Publié le 18 janvier 2015 | par Comité STAT

Présentation du groupe Facebook Chroniques d’une mort en santé

Alors que ça coupe sur nos unités, c’est à nous de se raconter simplement et sans censure ce qui s’y passe au quotidien. Chroniques d’une mort en santé désire vivre des témoignages et des discussions entre travailleurs et travailleuses de la santé tous métiers confondus. Nous cherchons les sentiments, les visages et les histoires qui se cachent sous les millions de compressions et les centaines de coupures de postes.

Chaque lundi du nouveau contenu sera publié sur la page, principalement des textes liés à nos expériences en milieu de travail et à une question obsédante: comment résister à la dégradation de nos conditions de travail? Est-ce encore possible? Comment? Pour quoi serions-nous prêts et prêtes à lutter? Et jusque où?

Ce qui nous étouffe

Le front commun actuel a comme objectif prioritaire les salaires et ne dit rien sur les réorganisations qui nous passent dessus continuellement et qui ne feront que s’accélérer avec les présentes coupures. Début janvier, un syndicat local de l’APTS annonce qu’il se retire d’un processus d’optimisation parce que celui-ci ne suscite pas l’adhésion des membres. Doit-on comprendre que pendant que le front commun se met en branle, tandis qu’il hurle à l’austérité à l’aube de coupes massives les syndicats sont encore assis à côté de l’employeur à des tables de réorganisations? Le gouvernement tente d’ailleurs au sein des présentes négos d’échanger des augmentations salariales contre la participation des centrales à ces processus d’optimisation et donc, ultimement à d’autres coupures de postes.

La loi 10 ajoute au chaos. En quoi touchera-t-elle ce que nous sommes en train de négocier? Et puis lorsqu’elle sera effective, il faudra que les membres d’une même catégorie syndicale des différents milieux fusionnés choisissent leur allégeance syndicale. En plein front commun les centrale doivent se préparer au maraudage.

Et puis il y a nous, fatigués, unis dans le travail et souvent désunis dans ce qui le dépasse. Traumatisées par 99 et par le mot grève en général. Rejetant le blâme sur les syndicats sans sérieusement réfléchir à ce qui peut être fait et surtout à notre propre responsabilité là-dedans. À cause entre autres de la conviction intime de notre impuissance qu’aucun slogan, qu’aucune manif ne va renverser. Même s’il faut que ça soit renversé, pour ce travail qu’on veut faire ensemble longtemps.

Pour collaborer

Si vous désirez être publié dans le nouveau contenu du lundi sur la page et que votre texte soit mis en évidence afin d’alimenter une discussion, contactez-nous : comitestat@gmail.com Nous vous invitons à jeter un coup d’oeil aux balises des textes qui ont été établis pour notre journal Condition Critique.

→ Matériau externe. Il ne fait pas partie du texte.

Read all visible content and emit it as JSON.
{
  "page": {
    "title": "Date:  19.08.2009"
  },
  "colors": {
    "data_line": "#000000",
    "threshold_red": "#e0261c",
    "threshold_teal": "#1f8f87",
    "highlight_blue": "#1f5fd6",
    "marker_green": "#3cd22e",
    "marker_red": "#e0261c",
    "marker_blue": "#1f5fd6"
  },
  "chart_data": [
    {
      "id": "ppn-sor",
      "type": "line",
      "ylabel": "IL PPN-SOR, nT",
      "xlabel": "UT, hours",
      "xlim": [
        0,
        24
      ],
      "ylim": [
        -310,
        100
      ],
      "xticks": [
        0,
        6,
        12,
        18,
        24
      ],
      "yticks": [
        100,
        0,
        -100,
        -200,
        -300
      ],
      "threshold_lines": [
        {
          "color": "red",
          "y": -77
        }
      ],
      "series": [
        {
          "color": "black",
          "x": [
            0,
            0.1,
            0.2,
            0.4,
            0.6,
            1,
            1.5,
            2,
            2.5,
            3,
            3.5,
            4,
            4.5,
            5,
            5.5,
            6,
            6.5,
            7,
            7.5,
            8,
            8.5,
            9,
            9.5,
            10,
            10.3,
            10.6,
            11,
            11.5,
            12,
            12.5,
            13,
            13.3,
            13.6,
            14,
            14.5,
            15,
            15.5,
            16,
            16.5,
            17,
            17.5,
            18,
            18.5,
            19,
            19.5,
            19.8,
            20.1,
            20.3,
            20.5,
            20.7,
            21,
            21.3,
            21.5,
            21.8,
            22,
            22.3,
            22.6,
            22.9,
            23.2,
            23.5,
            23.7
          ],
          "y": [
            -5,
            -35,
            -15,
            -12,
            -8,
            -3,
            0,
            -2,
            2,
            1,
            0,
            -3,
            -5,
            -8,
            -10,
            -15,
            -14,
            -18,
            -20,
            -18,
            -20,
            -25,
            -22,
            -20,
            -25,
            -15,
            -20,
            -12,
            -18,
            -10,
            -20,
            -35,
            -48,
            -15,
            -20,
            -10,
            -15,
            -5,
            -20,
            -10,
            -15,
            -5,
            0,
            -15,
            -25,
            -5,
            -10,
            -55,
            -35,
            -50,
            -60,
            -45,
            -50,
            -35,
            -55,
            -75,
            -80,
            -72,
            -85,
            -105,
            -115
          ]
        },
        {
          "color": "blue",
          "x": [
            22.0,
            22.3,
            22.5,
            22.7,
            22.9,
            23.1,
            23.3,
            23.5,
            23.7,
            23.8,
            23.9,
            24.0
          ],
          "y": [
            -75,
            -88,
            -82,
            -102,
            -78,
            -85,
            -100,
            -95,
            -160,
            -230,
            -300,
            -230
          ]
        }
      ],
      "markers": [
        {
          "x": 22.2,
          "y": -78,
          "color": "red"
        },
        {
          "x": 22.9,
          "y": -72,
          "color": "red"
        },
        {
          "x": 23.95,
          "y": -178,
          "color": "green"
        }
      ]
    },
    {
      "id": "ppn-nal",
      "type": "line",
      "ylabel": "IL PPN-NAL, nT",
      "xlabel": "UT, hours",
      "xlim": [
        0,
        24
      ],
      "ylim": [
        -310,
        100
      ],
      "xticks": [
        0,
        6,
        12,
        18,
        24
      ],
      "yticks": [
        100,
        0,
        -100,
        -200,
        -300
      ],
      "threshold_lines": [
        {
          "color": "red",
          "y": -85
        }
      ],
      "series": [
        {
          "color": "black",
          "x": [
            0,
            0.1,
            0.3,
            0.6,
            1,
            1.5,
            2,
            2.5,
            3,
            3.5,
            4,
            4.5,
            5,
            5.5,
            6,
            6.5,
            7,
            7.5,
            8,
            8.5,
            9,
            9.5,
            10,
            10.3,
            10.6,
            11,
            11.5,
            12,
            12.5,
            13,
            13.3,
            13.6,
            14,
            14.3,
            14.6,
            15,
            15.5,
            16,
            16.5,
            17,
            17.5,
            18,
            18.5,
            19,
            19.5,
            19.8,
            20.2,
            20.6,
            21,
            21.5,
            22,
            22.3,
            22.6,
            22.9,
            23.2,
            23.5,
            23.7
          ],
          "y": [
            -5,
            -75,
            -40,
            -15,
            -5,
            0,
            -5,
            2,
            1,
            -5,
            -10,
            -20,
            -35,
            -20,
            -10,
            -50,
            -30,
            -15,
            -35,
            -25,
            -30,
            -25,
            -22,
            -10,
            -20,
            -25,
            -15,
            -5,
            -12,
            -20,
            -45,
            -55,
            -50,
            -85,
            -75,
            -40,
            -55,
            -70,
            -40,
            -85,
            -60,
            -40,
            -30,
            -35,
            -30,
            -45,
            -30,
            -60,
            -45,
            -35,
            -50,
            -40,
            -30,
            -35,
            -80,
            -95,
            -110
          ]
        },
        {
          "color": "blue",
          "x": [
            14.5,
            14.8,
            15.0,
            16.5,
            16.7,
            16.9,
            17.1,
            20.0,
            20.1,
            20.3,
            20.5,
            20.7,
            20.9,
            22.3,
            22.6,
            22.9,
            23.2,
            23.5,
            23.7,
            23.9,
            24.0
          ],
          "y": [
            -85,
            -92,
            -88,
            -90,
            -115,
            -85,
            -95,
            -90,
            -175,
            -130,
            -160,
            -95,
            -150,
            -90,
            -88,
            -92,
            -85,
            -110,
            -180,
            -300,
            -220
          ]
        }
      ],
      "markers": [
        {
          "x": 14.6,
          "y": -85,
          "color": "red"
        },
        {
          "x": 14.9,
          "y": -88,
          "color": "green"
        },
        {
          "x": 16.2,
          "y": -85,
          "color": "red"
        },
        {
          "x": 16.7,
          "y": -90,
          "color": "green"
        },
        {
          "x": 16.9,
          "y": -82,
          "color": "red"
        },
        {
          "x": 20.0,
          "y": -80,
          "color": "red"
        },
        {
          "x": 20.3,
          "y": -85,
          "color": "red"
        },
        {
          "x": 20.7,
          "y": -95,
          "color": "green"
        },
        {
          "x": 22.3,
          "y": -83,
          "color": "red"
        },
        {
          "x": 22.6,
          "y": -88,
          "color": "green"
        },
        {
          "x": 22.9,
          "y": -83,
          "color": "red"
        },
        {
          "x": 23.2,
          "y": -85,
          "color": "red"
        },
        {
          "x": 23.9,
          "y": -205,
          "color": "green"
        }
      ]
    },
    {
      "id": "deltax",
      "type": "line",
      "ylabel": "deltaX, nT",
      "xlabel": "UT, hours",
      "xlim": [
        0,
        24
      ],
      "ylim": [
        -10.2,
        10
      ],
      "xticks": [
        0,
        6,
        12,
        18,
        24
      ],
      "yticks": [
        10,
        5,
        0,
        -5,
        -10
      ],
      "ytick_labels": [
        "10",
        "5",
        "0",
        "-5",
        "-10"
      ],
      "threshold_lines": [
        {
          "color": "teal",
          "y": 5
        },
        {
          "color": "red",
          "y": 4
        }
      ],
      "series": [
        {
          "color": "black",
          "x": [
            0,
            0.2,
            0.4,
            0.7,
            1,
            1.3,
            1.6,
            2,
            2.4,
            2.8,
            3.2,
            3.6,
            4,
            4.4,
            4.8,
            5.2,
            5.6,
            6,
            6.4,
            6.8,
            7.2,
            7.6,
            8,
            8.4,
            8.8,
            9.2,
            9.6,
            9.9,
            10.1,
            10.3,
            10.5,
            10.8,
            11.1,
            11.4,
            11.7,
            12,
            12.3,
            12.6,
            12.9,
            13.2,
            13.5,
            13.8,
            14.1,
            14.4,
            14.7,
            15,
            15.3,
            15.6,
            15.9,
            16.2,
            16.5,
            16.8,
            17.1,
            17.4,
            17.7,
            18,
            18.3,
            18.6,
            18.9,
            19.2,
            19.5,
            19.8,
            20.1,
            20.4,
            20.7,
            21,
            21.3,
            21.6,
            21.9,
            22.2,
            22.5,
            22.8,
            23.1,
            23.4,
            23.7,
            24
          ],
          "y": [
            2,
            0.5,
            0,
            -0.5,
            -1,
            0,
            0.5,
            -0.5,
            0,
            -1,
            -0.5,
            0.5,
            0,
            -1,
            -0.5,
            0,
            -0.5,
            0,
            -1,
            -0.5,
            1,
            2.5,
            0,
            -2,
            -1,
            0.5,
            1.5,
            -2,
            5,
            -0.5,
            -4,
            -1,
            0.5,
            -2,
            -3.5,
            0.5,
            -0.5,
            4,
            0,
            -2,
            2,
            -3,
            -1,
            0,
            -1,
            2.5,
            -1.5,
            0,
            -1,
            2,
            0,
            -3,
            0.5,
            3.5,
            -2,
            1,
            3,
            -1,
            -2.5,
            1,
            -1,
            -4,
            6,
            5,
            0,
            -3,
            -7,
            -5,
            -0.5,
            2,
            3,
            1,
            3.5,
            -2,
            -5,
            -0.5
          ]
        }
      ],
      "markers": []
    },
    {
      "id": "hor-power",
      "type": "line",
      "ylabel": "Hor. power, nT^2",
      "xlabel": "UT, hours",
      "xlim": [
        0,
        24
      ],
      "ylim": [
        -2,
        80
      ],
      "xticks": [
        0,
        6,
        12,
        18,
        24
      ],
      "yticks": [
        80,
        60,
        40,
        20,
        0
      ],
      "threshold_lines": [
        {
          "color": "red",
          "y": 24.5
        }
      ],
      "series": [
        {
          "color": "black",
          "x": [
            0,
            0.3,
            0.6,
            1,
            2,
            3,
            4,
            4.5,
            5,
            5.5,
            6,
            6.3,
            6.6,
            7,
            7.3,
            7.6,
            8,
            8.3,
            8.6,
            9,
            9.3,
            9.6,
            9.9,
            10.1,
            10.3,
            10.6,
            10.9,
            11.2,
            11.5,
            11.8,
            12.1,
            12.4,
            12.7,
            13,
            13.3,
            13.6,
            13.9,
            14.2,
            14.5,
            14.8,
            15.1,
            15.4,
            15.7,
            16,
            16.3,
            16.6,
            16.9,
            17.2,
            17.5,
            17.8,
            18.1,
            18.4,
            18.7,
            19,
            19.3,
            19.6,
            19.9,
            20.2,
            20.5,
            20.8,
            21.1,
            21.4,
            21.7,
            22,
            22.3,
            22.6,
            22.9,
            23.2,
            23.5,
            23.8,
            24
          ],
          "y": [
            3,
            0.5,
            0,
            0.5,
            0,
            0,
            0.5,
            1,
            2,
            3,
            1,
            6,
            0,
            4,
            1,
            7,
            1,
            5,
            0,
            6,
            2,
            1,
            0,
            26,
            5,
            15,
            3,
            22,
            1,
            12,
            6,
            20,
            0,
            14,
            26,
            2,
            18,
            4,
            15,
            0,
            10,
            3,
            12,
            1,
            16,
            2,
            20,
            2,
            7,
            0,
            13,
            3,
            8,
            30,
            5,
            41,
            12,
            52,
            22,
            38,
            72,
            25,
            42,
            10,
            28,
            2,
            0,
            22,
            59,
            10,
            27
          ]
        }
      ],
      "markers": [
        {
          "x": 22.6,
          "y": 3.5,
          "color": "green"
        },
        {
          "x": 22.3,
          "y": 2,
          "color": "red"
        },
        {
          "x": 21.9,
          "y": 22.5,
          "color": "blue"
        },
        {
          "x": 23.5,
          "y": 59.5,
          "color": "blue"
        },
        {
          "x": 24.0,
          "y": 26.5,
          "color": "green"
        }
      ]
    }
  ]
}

Une multitude de formes et de sujets sont possibles: Texte, dessin, poésie, vidéo, témoignage ou partage d’informations sur ce qui a lieu dans votre milieu de travail, réflexion, réaction à l’actualité…

Les récits de patients et de patientes sont les bienvenus. Les gestionnaires eux ne le sont pas à moins de vouloir livrer des témoignages sur les coupes subies ou imposées.

Les règles du groupe

Ce groupe encourage fortement les débats, en autant que ce soit dans le respect et réagira immédiatement à toute forme de discrimination. Nous vous invitons à consulter la section principes de notre site pour plus de détails.

Nous ne sommes pas une plateforme de publicité pour des événements, des organisations ou des partis. Nous ne souhaitons pas non plus relayer des articles de presse sans introduction ni analyse.